# Factory AntiTheft disable



## buffaloaltima (Nov 21, 2003)

Anyone where they usually put the "brain" of the factory alarm? I think my GF's is gone bad. The keyless entry doesn;t work sometimes and now I can't get the parking lights to turn off. I tried pulling ALL the fuses and they still don;t turn off. So, I'm assuming this problem is because the lights must be getting juice from somewhere else, ie, the alarm. I tried just flipping the switch, but that didn't work. I just need to find where the alarm is getting power from so that I can know for certain if this is where the problem is coming from.


----------



## Coco (Apr 30, 2002)

If it's an aftermarket alarm, isn't it usually connected to the battery?


----------



## buffaloaltima (Nov 21, 2003)

Coco said:


> If it's an aftermarket alarm, isn't it usually connected to the battery?

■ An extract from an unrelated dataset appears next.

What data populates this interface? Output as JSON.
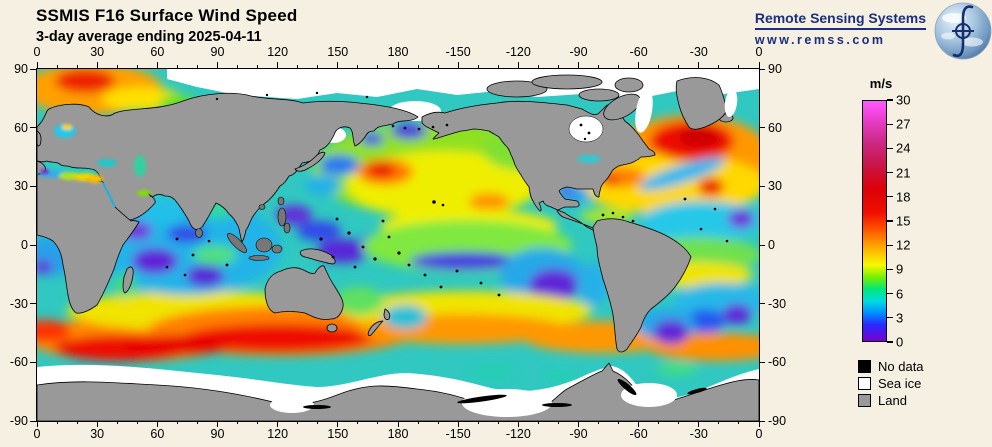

If it was an aftermarket and installed by someone who didn't know how to conceal things at all, yes. But it's a factory (ie, nissan, oem, oe, dealer installed) alarm.


----------



## Coco (Apr 30, 2002)

It could be the battery in your remote. If it's going bad, it could be sending a signal to the car. Could be a bad relay, too, in the closed position. Like the alarm "sees" the doors are opened.


----------



## Coco (Apr 30, 2002)

Check this thread too: http://www.nissanforums.com/showthread.php?t=26055


----------